Working with kids was rewarding in endless ways. A few years before I worked in Parks and Recreation, I lost my best friend to senseless gun violence. After that tragic incident, I made a commitment to thank God every day for my health, and that I would not take my wellness for granted. Since witnessing it firsthand, I now knew that life could be changed in an instance. Years later, my wife and I were blessed with a son whom we named Adam. We selected this name because it would be recognized around the world and reflect his Ethiopian roots.  Everyone on my wife’s side of the family could say Adam with an Amharic accent!
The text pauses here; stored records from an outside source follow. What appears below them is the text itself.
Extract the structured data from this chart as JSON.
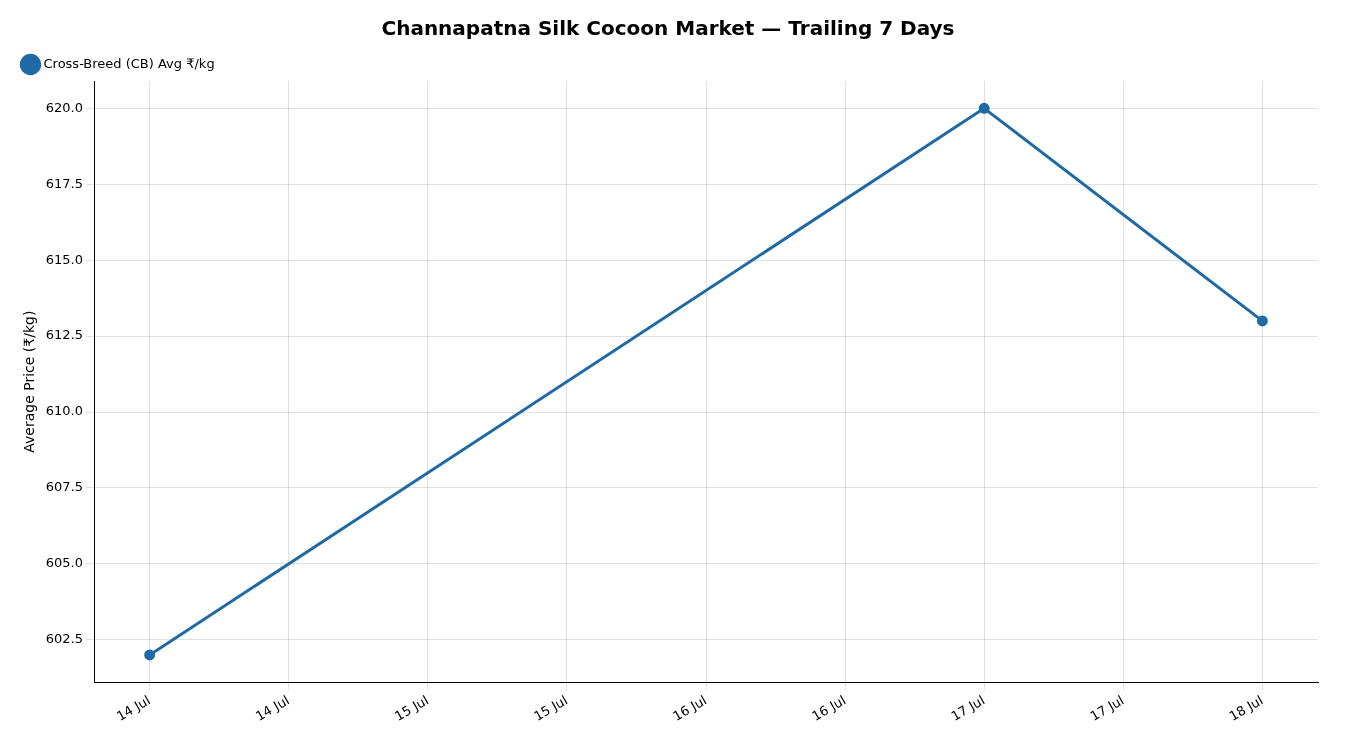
{
  "chart_data": {
    "type": "line",
    "title": "Channapatna Silk Cocoon Market — Trailing 7 Days",
    "ylabel": "Average Price (₹/kg)",
    "x": [
      "--07-14",
      "--07-17",
      "--07-18"
    ],
    "series": [
      {
        "name": "Cross-Breed (CB) Avg ₹/kg",
        "color": "#1f6aa5",
        "values": [
          602,
          620,
          613
        ]
      }
    ],
    "xlim": [
      "--07-13T19:12",
      "--07-18T04:48"
    ],
    "xticks": [
      {
        "value": "--07-14",
        "label": "14 Jul"
      },
      {
        "value": "--07-14T12:00",
        "label": "14 Jul"
      },
      {
        "value": "--07-15",
        "label": "15 Jul"
      },
      {
        "value": "--07-15T12:00",
        "label": "15 Jul"
      },
      {
        "value": "--07-16",
        "label": "16 Jul"
      },
      {
        "value": "--07-16T12:00",
        "label": "16 Jul"
      },
      {
        "value": "--07-17",
        "label": "17 Jul"
      },
      {
        "value": "--07-17T12:00",
        "label": "17 Jul"
      },
      {
        "value": "--07-18",
        "label": "18 Jul"
      }
    ],
    "ylim": [
      601.1,
      620.9
    ],
    "yticks": [
      {
        "value": 602.5,
        "label": "602.5"
      },
      {
        "value": 605,
        "label": "605.0"
      },
      {
        "value": 607.5,
        "label": "607.5"
      },
      {
        "value": 610,
        "label": "610.0"
      },
      {
        "value": 612.5,
        "label": "612.5"
      },
      {
        "value": 615,
        "label": "615.0"
      },
      {
        "value": 617.5,
        "label": "617.5"
      },
      {
        "value": 620,
        "label": "620.0"
      }
    ],
    "grid": true,
    "legend": "top left",
    "marker": "circle",
    "line_style": "solid"
  }
}
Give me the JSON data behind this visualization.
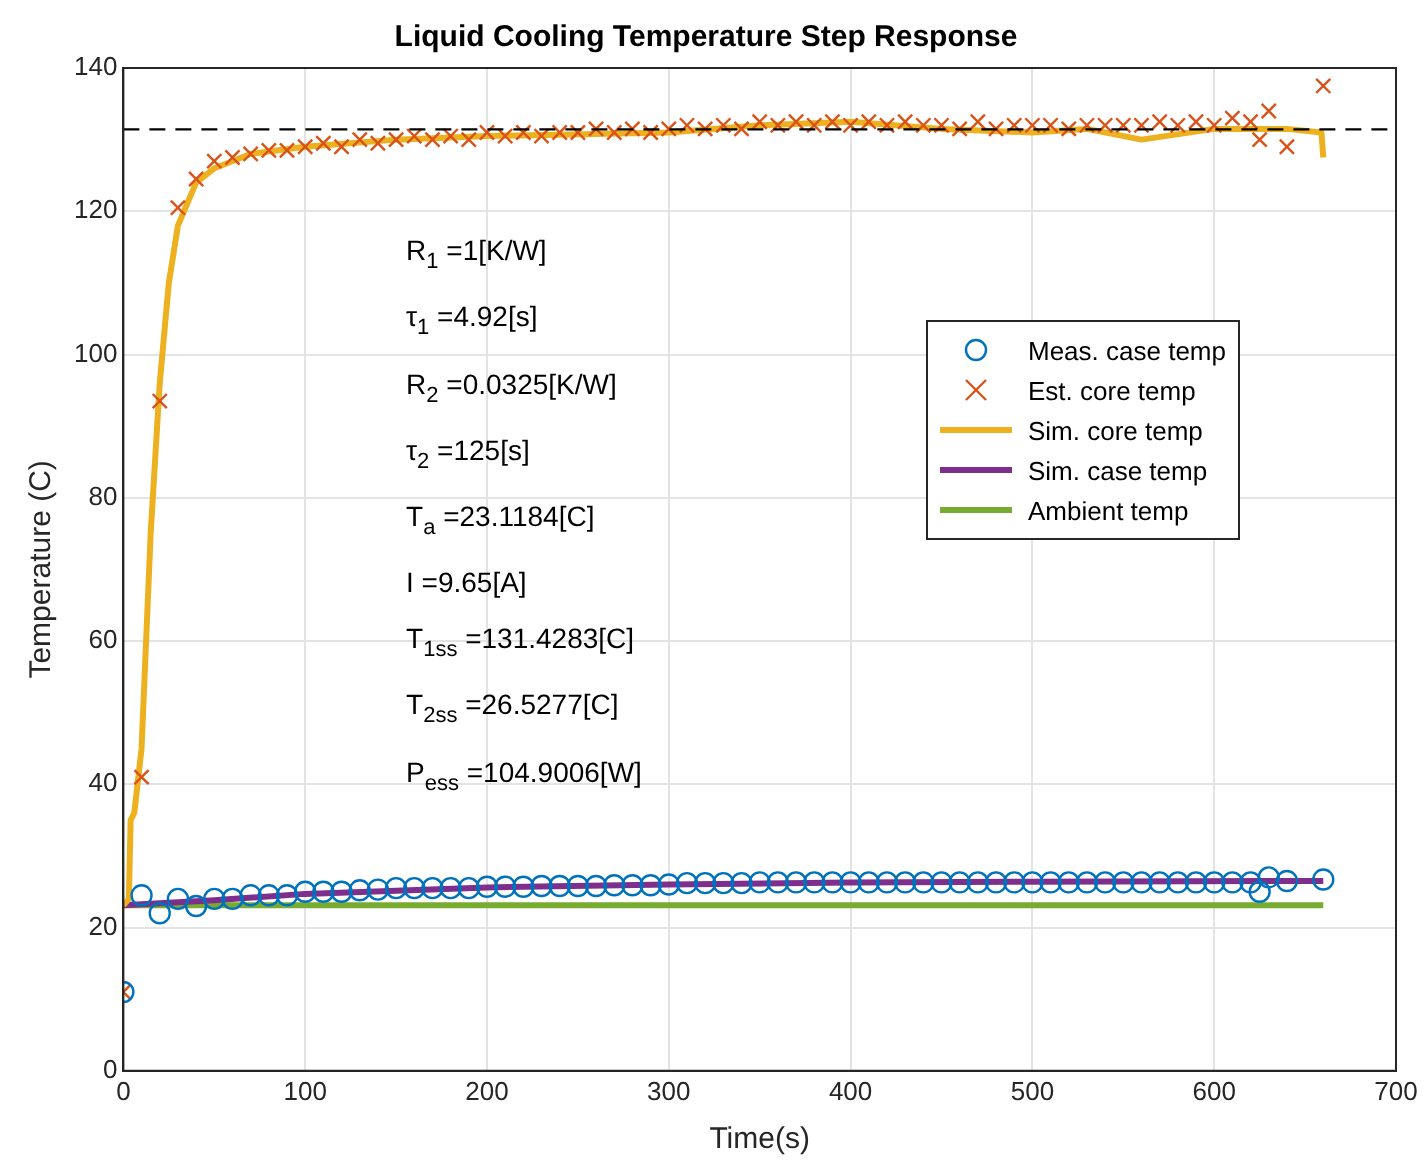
{
  "chart_data": {
    "type": "line",
    "title": "Liquid Cooling Temperature Step Response",
    "xlabel": "Time(s)",
    "ylabel": "Temperature (C)",
    "xlim": [
      0,
      700
    ],
    "xticks": [
      0,
      100,
      200,
      300,
      400,
      500,
      600,
      700
    ],
    "ylim": [
      0,
      140
    ],
    "yticks": [
      0,
      20,
      40,
      60,
      80,
      100,
      120,
      140
    ],
    "grid": true,
    "legend": "right",
    "series": [
      {
        "name": "Meas. case temp",
        "type": "scatter",
        "marker": "circle",
        "color": "#0072bd",
        "x": [
          0,
          10,
          20,
          30,
          40,
          50,
          60,
          70,
          80,
          90,
          100,
          110,
          120,
          130,
          140,
          150,
          160,
          170,
          180,
          190,
          200,
          210,
          220,
          230,
          240,
          250,
          260,
          270,
          280,
          290,
          300,
          310,
          320,
          330,
          340,
          350,
          360,
          370,
          380,
          390,
          400,
          410,
          420,
          430,
          440,
          450,
          460,
          470,
          480,
          490,
          500,
          510,
          520,
          530,
          540,
          550,
          560,
          570,
          580,
          590,
          600,
          610,
          620,
          625,
          630,
          640,
          660
        ],
        "values": [
          11,
          24.5,
          22,
          24,
          23,
          24,
          24,
          24.5,
          24.5,
          24.5,
          25,
          25,
          25,
          25.2,
          25.3,
          25.5,
          25.5,
          25.5,
          25.5,
          25.5,
          25.7,
          25.7,
          25.7,
          25.8,
          25.8,
          25.8,
          25.8,
          25.9,
          25.9,
          25.9,
          26,
          26.2,
          26.2,
          26.2,
          26.2,
          26.3,
          26.3,
          26.3,
          26.3,
          26.3,
          26.3,
          26.3,
          26.3,
          26.3,
          26.3,
          26.3,
          26.3,
          26.3,
          26.3,
          26.3,
          26.3,
          26.3,
          26.3,
          26.3,
          26.3,
          26.3,
          26.3,
          26.3,
          26.3,
          26.3,
          26.3,
          26.3,
          26.3,
          25,
          27,
          26.5,
          26.7
        ]
      },
      {
        "name": "Est. core temp",
        "type": "scatter",
        "marker": "cross",
        "color": "#d95319",
        "x": [
          0,
          10,
          20,
          30,
          40,
          50,
          60,
          70,
          80,
          90,
          100,
          110,
          120,
          130,
          140,
          150,
          160,
          170,
          180,
          190,
          200,
          210,
          220,
          230,
          240,
          250,
          260,
          270,
          280,
          290,
          300,
          310,
          320,
          330,
          340,
          350,
          360,
          370,
          380,
          390,
          400,
          410,
          420,
          430,
          440,
          450,
          460,
          470,
          480,
          490,
          500,
          510,
          520,
          530,
          540,
          550,
          560,
          570,
          580,
          590,
          600,
          610,
          620,
          625,
          630,
          640,
          660
        ],
        "values": [
          11,
          41,
          93.5,
          120.5,
          124.5,
          127,
          127.5,
          128,
          128.5,
          128.5,
          129,
          129.5,
          129,
          130,
          129.5,
          130,
          130.5,
          130,
          130.5,
          130,
          131,
          130.5,
          131,
          130.5,
          131,
          131,
          131.5,
          131,
          131.5,
          131,
          131.5,
          132,
          131.5,
          132,
          131.5,
          132.5,
          132,
          132.5,
          132,
          132.5,
          132,
          132.5,
          132,
          132.5,
          132,
          132,
          131.5,
          132.5,
          131.5,
          132,
          132,
          132,
          131.5,
          132,
          132,
          132,
          132,
          132.5,
          132,
          132.5,
          132,
          133,
          132.5,
          130,
          134,
          129,
          137.5
        ]
      },
      {
        "name": "Sim. core temp",
        "type": "line",
        "marker": "none",
        "color": "#edb120",
        "x": [
          0,
          3,
          4,
          6,
          10,
          15,
          20,
          25,
          30,
          40,
          50,
          70,
          100,
          150,
          200,
          300,
          350,
          400,
          450,
          500,
          530,
          560,
          600,
          640,
          659,
          660
        ],
        "values": [
          23.1,
          24,
          35,
          36,
          45,
          75,
          96,
          110,
          118,
          124,
          126,
          128,
          129,
          130,
          130.5,
          131,
          132,
          132.5,
          131.5,
          131,
          131.5,
          130,
          131.5,
          131.5,
          131,
          127.5
        ]
      },
      {
        "name": "Sim. case temp",
        "type": "line",
        "marker": "none",
        "color": "#7e2f8e",
        "x": [
          0,
          50,
          100,
          200,
          300,
          400,
          500,
          660
        ],
        "values": [
          23.1,
          23.8,
          24.7,
          25.6,
          26,
          26.3,
          26.4,
          26.5
        ]
      },
      {
        "name": "Ambient temp",
        "type": "line",
        "marker": "none",
        "color": "#77ac30",
        "x": [
          0,
          660
        ],
        "values": [
          23.1,
          23.1
        ]
      }
    ],
    "ref_lines": [
      {
        "axis": "y",
        "value": 131.4283,
        "color": "#000000",
        "line_style": "dashed"
      }
    ],
    "annotations": [
      "R$_{1}$ =1[K/W]",
      "τ$_{1}$ =4.92[s]",
      "R$_{2}$ =0.0325[K/W]",
      "τ$_{2}$ =125[s]",
      "T$_{a}$ =23.1184[C]",
      "I =9.65[A]",
      "T$_{1}$$_{ss}$ =131.4283[C]",
      "T$_{2}$$_{ss}$ =26.5277[C]",
      "P$_{e}$$_{ss}$ =104.9006[W]"
    ]
  }
}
We also believed that his name and spirit would be welcoming and inclusive from a global perspective.

After Adam was born, and once my wife went back to work, I would bring him to the office for a portion of the day. I now manage an event venue that is open nearly 24/7. Being flexible with my time allowed me to flex my schedule and find ways to support being a dad while still keeping up with job demands. Working in an internationally diverse community just outside of Washington DC, Adam met people from around the world. Thus, I was also able to help raise him with the values that I hold dear to my heart – respect for humanity and an appreciation for our diversity. Today, Adam is a smiling boy that loves to meet new faces. We enjoy taking him to the park, the beach, and other places where he can explore and learn. As each day passes, I continue to be reminded that life is precious.

As I touched on earlier, being fit is essential.  Similarly, my wife Mirchaye, works hard to create nutritious meals, finds time to exercise, and prioritizes self-care. I believe it’s my obligation to also be healthy for Adam so I can keep up with him as he grows. Fit Fathers is an inspiring non-profit that lives the organization’s values. I’ve seen firsthand how Kimatni Rawlins of Fit Fathers has planted seeds in people and supported their growth, knowing that they will then inspire others to make fitness and living well a priority in their lives.

This is my story, and I’m living a Fit Fathers lifestyle.